- DVD cover
- Episode no.: Season 1 Episode 7
- Directed by: John Landis
- Written by: John Landis; Max Landis;
- Production code: 107
- Original air date: December 9, 2005

Guest appearances
- Brian Benben; Sonja Bennett; Anthony Griffith; Cinthia Moura; Andy Thompson; Alex Zahara;

Episode chronology
| ← Previous "Homecoming" | Next → "Cigarette Burns" |

= Deer Woman (Masters of Horror) =

"Deer Woman" is the seventh episode of the first season of Masters of Horror. Directed by John Landis, the episode originally aired in North America on December 9, 2005.

==Plot==

In a lodge, several drunk truckers are finding respite in booze and women. One trucker leaves the lodge to urinate and overhears a fellow trucker screaming in pain inside a truck. He checks the truck but leaves after it goes quiet. Moments later, the door is kicked open.

Detective Dwight Faraday (Brian Benben) is a burned-out detective whose main priority is dealing with animal attacks. He and his partner, Officer Jacob Reed (Anthony Griffith), are sent to investigate a strange call about a possible animal attack. The officers are shown the truck from the opening sequence, and determine that the door was kicked out by something extremely powerful. Faraday then questions the locals and gets to know that the victim was last seen with a beautiful Native American woman before he died. Faraday realizes that the victim was trampled from the groin upward, and figures the man died in a state of arousal.

Elsewhere, a businessman encounters a beautiful silent Native-American woman (Cinthia Moura), who takes the man to a hotel. The businessman becomes the second victim. The same woman then seduces a blond Southern man. In the morning, Reed and Faraday go down to the morgue to examine the cadaver of the businessman, and the same markings found on the previous victim are noted. The team makes the perpetrator out to be a deer, and find out that the same woman was seen with him before he died.

On his way home, Faraday passes a Native American mural, where images of the Deer Woman are portrayed. Faraday and Reed travel to a casino on a local Indian reservation, where they learn from an Indian bartender about the Native American legend of the Deer Woman: a malevolent forest spirit resembling a beautiful young woman with deer legs, who sexually arouses and kills men just for the thrill of it. The open-minded Faraday believes the story, but the skeptic Reed doesn't and wanders off. Reed runs into the Deer Woman, and takes her home.

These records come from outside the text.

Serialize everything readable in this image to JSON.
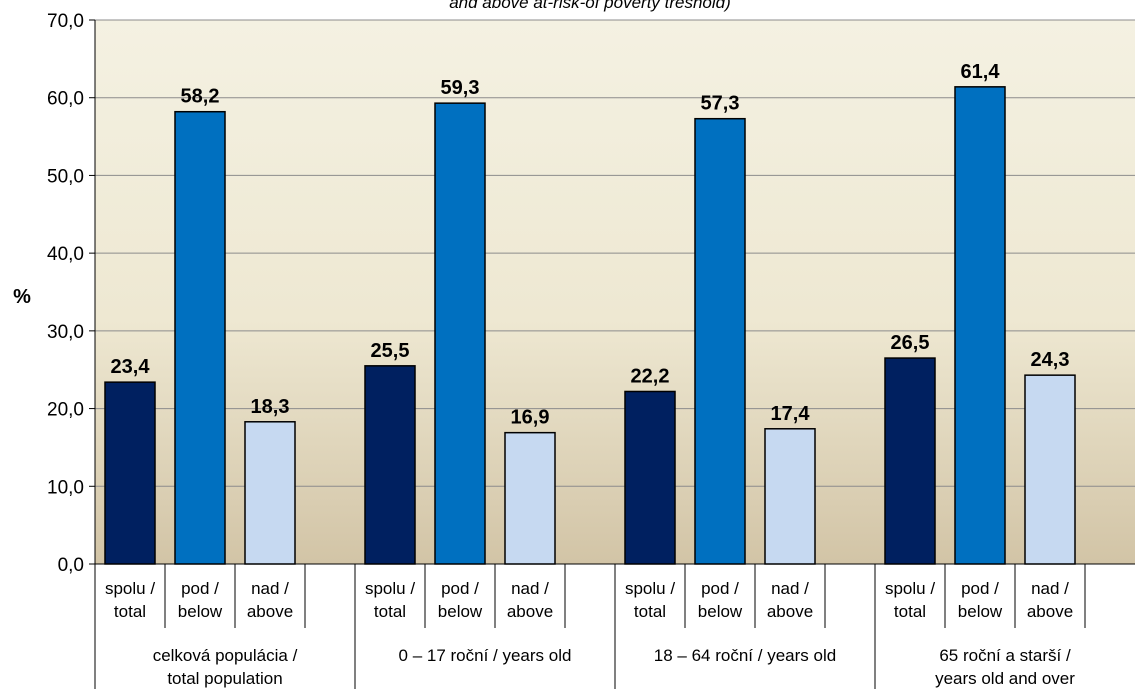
{
  "chart_data": {
    "type": "bar",
    "title": "and above at-risk-of poverty treshold)",
    "ylabel": "%",
    "ylim": [
      0,
      70
    ],
    "yticks": [
      "0,0",
      "10,0",
      "20,0",
      "30,0",
      "40,0",
      "50,0",
      "60,0",
      "70,0"
    ],
    "grid": true,
    "groups": [
      {
        "label_line1": "celková populácia /",
        "label_line2": "total population",
        "bars": [
          {
            "label_line1": "spolu /",
            "label_line2": "total",
            "value": 23.4,
            "value_label": "23,4",
            "color": "#002060"
          },
          {
            "label_line1": "pod /",
            "label_line2": "below",
            "value": 58.2,
            "value_label": "58,2",
            "color": "#0070C0"
          },
          {
            "label_line1": "nad /",
            "label_line2": "above",
            "value": 18.3,
            "value_label": "18,3",
            "color": "#C6D9F1"
          }
        ]
      },
      {
        "label_line1": "0 – 17 roční / years old",
        "label_line2": "",
        "bars": [
          {
            "label_line1": "spolu /",
            "label_line2": "total",
            "value": 25.5,
            "value_label": "25,5",
            "color": "#002060"
          },
          {
            "label_line1": "pod /",
            "label_line2": "below",
            "value": 59.3,
            "value_label": "59,3",
            "color": "#0070C0"
          },
          {
            "label_line1": "nad /",
            "label_line2": "above",
            "value": 16.9,
            "value_label": "16,9",
            "color": "#C6D9F1"
          }
        ]
      },
      {
        "label_line1": "18 – 64 roční / years old",
        "label_line2": "",
        "bars": [
          {
            "label_line1": "spolu /",
            "label_line2": "total",
            "value": 22.2,
            "value_label": "22,2",
            "color": "#002060"
          },
          {
            "label_line1": "pod /",
            "label_line2": "below",
            "value": 57.3,
            "value_label": "57,3",
            "color": "#0070C0"
          },
          {
            "label_line1": "nad /",
            "label_line2": "above",
            "value": 17.4,
            "value_label": "17,4",
            "color": "#C6D9F1"
          }
        ]
      },
      {
        "label_line1": "65 roční a starší /",
        "label_line2": "years old and over",
        "bars": [
          {
            "label_line1": "spolu /",
            "label_line2": "total",
            "value": 26.5,
            "value_label": "26,5",
            "color": "#002060"
          },
          {
            "label_line1": "pod /",
            "label_line2": "below",
            "value": 61.4,
            "value_label": "61,4",
            "color": "#0070C0"
          },
          {
            "label_line1": "nad /",
            "label_line2": "above",
            "value": 24.3,
            "value_label": "24,3",
            "color": "#C6D9F1"
          }
        ]
      }
    ]
  }
}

Faraday calls and informs Reed that he's found old news reports from over 100 years ago in which eleven loggers were found trampled to death in the woods. Reed tells Faraday that he's got a woman with him. Suspicious, Faraday asks Reed if he's seen her feet or legs. Reed suddenly realizes that the woman is the Deer Woman and yells to Faraday to send backup. The Deer Woman overhears and attacks Reed. Faraday races to Reed's apartment, but finds Reed already dead. Faraday then shoots the Deer Woman in the shoulder. Examining her body, he pulls up her long skirt to reveal deer legs. Reviving, the wounded and angry Deer Woman kicks him across the room and flees. Faraday gives chase in his car, catching up to the Deer Woman and ramming his car into her, pinning her to a tree. He shoots her several times, until she suddenly disappears without a trace. Faraday slumps down next to his totaled car, and mumbles "Animal attack" with a giggle as other police arrive.

==Cast==
- Brian Benben as Dwight Faraday
- Anthony Griffith as Officer Jacob Reed
- Cinthia Moura as The Deer Woman
- Sonja Bennett as Dana
- Julian Christopher as Chief Einhron
- Don Thompson as Detective Fuches
- Alex Zahara as Detective Patterson
- Andy Thompson as Bill

==Allusions==
- While talking to his superiors, Faraday speaks about a creature which terrorized London in 1981 and was shot in Piccadilly Circus. This is a reference to John Landis' 1981 film An American Werewolf in London.
- In the Indian casino there is a mention of Murph and the Magictones playing, as a reference to The Blues Brothers, another John Landis film.

==DVD and Blu-ray==
The DVD was released by Anchor Bay Entertainment on June 27, 2006. The episode was the fifth to be released on DVD. The episode appears on the second volume of the Blu-ray compilation of the series.

The DVD includes interviews with actors Brian Benben and Anthony Griffith.